For those who’ve hiked, hunted, fished and rode horses through these wilds, the idea of returning to witness trees not just scorched by fire, but burned to a black crisp, might feel too heart-breaking and filled with loss.
For La Grande’s Kent and Cilla Coe, who have backpacked almost every spring for decades here, they accepted the inevitable aftermath, and even reveled in the rejuvenation of an ecosystem shaped by wildfires over the eons. Kent’s a botanist and Cilla a research wildlife biologist. Yes, many trees burned, but not all.

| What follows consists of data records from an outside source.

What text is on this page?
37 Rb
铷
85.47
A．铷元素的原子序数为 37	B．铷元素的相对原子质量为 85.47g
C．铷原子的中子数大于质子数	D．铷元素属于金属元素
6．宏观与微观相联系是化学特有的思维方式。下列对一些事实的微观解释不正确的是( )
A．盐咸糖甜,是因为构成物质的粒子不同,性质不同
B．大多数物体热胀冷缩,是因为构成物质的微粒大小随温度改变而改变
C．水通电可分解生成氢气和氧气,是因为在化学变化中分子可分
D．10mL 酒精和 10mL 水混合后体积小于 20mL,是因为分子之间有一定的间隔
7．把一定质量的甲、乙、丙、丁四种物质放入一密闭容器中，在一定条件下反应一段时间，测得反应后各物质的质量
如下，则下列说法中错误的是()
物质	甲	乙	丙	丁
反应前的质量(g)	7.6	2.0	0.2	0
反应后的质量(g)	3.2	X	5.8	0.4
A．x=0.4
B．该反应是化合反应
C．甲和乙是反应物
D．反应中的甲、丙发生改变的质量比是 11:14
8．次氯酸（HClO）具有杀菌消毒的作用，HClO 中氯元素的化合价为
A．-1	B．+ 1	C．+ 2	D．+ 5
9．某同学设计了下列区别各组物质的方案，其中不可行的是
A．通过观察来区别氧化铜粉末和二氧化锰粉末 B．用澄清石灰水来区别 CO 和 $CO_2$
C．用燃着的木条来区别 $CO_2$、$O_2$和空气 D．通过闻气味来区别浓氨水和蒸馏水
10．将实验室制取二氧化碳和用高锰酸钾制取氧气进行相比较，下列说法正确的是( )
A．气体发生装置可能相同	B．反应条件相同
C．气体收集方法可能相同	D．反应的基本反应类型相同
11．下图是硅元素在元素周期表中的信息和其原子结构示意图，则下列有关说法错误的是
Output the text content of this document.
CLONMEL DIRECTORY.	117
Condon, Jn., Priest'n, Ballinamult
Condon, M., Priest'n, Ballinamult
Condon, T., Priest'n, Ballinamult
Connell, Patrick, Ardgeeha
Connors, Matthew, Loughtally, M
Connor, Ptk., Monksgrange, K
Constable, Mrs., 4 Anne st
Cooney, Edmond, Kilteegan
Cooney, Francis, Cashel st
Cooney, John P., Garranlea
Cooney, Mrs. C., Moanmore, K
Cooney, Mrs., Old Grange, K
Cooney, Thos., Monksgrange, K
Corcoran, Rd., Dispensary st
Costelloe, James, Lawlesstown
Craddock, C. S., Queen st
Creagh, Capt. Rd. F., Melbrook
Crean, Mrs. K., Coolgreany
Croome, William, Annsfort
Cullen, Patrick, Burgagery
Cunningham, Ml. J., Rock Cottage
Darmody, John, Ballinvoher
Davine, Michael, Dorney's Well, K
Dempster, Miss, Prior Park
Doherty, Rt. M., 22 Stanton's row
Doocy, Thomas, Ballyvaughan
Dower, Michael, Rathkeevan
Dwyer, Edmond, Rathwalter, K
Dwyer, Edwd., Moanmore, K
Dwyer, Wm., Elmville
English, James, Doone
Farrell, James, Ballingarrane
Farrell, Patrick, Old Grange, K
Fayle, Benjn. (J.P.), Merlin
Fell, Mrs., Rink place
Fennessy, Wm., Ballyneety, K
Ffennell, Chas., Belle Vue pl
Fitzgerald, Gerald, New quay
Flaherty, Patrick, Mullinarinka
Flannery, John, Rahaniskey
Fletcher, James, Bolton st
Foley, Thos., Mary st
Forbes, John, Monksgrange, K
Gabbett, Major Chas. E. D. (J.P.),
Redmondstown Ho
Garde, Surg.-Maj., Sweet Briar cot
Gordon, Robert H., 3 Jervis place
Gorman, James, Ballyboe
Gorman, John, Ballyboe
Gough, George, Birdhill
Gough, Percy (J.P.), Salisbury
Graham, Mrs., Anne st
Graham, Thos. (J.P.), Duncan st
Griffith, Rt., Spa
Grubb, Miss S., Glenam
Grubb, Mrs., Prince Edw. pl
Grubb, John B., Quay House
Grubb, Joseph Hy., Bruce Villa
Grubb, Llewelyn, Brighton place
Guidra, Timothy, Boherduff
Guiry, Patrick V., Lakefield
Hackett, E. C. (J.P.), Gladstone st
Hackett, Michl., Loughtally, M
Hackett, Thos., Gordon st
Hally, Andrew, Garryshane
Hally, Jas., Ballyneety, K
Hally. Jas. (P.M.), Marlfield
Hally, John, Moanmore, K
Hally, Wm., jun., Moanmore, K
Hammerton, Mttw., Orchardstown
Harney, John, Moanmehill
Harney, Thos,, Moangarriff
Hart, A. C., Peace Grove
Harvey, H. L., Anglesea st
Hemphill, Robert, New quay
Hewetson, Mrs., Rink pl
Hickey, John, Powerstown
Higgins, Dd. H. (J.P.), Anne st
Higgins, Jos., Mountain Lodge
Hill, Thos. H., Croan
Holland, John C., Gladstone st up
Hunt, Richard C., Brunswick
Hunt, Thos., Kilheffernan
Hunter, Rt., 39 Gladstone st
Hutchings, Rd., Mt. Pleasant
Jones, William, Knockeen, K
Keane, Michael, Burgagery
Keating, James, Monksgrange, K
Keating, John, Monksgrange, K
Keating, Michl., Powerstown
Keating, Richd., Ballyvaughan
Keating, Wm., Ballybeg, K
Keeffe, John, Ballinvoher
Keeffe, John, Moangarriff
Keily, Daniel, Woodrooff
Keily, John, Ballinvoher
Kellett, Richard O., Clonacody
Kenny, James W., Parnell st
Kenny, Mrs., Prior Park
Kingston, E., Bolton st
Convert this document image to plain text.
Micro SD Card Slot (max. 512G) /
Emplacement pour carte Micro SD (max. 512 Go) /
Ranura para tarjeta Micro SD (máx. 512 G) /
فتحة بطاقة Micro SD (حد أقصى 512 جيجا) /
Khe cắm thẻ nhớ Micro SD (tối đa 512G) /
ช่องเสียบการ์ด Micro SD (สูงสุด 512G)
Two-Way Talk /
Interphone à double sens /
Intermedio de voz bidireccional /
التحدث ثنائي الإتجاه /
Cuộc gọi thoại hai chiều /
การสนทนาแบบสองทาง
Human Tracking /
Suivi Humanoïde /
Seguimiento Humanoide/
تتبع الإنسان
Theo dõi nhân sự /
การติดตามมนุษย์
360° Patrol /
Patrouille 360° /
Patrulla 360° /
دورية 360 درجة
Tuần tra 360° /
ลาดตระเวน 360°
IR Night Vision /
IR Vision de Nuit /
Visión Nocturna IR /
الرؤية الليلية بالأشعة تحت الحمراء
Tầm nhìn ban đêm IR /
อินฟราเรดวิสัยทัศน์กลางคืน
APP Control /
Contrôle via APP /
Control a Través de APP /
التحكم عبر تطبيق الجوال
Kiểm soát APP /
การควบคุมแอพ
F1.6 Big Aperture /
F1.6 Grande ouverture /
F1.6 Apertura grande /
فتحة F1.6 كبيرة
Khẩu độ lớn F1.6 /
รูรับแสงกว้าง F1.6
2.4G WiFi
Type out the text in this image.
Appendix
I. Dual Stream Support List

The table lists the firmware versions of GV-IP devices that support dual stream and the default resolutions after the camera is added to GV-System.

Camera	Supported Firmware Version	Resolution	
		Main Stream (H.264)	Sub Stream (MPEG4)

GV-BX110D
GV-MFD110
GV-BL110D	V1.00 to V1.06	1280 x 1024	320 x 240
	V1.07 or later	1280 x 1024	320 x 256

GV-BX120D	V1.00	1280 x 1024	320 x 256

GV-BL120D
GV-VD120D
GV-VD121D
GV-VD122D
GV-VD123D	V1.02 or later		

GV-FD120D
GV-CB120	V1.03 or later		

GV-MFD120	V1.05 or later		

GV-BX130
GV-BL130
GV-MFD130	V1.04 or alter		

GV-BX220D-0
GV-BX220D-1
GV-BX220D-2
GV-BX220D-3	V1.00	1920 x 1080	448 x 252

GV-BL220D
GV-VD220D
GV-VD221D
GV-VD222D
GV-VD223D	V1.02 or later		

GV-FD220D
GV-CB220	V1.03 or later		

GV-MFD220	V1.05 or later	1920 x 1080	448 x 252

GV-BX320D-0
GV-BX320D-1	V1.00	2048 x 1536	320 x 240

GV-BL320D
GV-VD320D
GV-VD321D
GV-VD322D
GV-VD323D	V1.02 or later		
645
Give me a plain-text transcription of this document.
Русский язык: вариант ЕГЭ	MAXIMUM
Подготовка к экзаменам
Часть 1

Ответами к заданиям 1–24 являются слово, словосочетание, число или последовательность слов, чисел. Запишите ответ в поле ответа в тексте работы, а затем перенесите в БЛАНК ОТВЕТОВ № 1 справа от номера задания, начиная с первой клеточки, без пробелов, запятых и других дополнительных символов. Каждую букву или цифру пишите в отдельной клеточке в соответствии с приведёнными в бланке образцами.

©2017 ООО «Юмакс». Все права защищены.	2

Fire sometimes skipped and danced and other times roared through the crowns of trees throwing embers into the winds across creeks and rivers.
And the land? We witness a bountiful return of waist-high lomatium (biscuit root) and balsam root, of tender sprouting elderberry and chokecherry beneath stark, blackened shrubs, and the kaleidoscope of spring wildflowers on the steep meadows and below stark black tree snags: trillium, larkspur, paintbrush, bluebells, fawn lilies, phacelia, clematis, prairie star, popcorn flower, waterleaf, lupine, and the trip list goes on–fueled by the scientific botanical banter of Kent and Cilla’s vast knowledge of this place.
Thanks to our Troy friends–Karen, Rene, and Lynne– who shuttled our car, we were able to hike one-way down from the Three Forks Trailhead into Crooked Creek, camp near the confluence, and backpack out the lower Wenaha River on Sunday. My friend Emelie and I shared a tent and food and found ourselves both celebrating the moment and lusting for more wilderness backpack trips within the infinitely entrancing wilds of northeast Oregon–burned and unburned.
What we all witnessed was the healing power of nature after fire.There in the Wilderness with a big “W,” the delicate soils undergo invisible and wondrous transformation. The standing dead or still living trees invite a new round of insect life and birds and animals that are all part of this great cycle of fire and return in a land where lightning has long struck its match.